Scientific Data (Jul 2024)
Telomere-to-telomere genome assembly of the goose Anser cygnoides
Abstract
Abstract Our study presents the assembly of a high-quality Taihu goose genome at the Telomere-to-Telomere (T2T) level. By employing advanced sequencing technologies, including Pacific Biosciences HiFi reads, Oxford Nanopore long reads, Illumina short reads, and chromatin conformation capture (Hi-C), we achieved an exceptional assembly. The T2T assembly encompasses a total length of 1,197,991,206 bp, with contigs N50 reaching 33,928,929 bp and scaffold N50 attaining 81,007,908 bp. It consists of 73 scaffolds, including 38 autosomes and one pair of Z/W sex chromosomes.

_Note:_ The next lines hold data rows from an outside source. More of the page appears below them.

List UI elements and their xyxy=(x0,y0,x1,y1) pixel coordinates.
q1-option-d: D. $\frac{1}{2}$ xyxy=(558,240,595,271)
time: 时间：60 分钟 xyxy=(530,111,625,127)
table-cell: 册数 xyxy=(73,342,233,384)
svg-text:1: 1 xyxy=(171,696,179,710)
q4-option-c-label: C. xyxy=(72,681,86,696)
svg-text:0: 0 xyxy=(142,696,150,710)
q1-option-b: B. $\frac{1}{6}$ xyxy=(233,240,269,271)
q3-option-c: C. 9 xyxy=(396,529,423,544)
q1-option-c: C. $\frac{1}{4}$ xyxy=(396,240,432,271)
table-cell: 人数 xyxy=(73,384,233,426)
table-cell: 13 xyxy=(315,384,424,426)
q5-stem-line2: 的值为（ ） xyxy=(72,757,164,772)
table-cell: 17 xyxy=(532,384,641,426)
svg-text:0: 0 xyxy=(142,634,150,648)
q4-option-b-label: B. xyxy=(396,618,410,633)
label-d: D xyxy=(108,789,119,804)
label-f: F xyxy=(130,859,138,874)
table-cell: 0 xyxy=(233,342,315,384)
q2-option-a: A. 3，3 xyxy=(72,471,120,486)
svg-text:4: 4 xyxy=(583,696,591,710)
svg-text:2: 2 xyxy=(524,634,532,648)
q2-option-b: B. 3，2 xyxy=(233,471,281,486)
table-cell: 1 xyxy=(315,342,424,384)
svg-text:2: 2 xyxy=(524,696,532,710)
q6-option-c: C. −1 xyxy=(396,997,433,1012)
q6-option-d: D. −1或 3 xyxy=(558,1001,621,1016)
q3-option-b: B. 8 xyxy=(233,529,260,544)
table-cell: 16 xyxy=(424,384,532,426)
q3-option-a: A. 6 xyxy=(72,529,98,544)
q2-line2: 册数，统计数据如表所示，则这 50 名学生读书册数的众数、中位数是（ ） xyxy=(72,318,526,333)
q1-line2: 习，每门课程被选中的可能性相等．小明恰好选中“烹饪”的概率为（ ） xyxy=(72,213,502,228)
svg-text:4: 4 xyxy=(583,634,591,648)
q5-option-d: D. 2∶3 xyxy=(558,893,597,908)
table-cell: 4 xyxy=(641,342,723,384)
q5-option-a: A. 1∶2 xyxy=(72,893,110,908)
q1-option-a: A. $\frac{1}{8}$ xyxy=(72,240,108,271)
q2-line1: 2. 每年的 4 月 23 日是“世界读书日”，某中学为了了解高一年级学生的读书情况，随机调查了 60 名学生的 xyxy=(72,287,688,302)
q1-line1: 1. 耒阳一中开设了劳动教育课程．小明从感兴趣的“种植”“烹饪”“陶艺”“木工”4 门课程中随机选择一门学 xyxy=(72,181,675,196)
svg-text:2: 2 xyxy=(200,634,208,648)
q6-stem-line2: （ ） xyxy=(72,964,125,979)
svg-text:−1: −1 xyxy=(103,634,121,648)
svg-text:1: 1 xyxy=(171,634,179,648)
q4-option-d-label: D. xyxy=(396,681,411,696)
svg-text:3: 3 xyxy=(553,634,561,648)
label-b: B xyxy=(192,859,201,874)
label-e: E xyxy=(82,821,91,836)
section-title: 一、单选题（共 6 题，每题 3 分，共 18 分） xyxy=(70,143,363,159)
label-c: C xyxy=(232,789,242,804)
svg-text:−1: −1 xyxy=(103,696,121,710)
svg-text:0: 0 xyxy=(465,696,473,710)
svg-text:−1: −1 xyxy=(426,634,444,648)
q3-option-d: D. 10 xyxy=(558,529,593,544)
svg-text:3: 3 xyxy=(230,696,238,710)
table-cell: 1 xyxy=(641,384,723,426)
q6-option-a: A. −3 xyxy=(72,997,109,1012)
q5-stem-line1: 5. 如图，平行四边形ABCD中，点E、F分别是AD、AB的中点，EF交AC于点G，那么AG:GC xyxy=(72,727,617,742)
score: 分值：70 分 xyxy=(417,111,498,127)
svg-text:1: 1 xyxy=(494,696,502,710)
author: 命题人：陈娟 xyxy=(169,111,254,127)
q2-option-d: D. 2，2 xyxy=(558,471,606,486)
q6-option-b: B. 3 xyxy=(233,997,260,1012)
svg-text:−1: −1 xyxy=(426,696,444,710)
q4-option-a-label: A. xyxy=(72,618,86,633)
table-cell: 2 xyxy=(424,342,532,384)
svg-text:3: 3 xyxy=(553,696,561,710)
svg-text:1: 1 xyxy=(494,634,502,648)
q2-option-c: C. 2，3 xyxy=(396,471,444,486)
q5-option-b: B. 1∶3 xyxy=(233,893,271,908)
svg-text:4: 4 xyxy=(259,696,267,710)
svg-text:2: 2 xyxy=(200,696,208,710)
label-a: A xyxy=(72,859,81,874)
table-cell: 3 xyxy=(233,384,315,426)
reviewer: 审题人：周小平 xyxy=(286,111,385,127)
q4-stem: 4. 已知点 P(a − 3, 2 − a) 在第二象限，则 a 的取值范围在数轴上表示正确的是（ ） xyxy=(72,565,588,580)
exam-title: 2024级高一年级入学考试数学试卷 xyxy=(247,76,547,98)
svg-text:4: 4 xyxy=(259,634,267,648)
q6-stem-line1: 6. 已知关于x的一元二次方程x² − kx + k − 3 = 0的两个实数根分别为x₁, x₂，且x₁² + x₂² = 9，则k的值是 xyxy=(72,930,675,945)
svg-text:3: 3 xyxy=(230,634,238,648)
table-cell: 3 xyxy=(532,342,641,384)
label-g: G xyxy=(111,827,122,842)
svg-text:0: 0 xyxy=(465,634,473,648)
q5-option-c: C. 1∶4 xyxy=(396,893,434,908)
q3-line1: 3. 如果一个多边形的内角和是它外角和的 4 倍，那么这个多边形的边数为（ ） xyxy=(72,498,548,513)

Importantly, 33 autosomes were assembled without any gap, resulting in a contiguous representation. Furthermore, gene annotation efforts identified 34,898 genes, including 436,162 RNA transcripts, encompassing 806,158 exons, 743,910 introns, 651,148 coding sequences (CDS), and 135,622 untranslated regions (UTR). The T2T-level chromosome-scale goose genome assembly provides a vital foundation for future genetic improvement and understanding the genetic mechanisms underlying important traits in geese.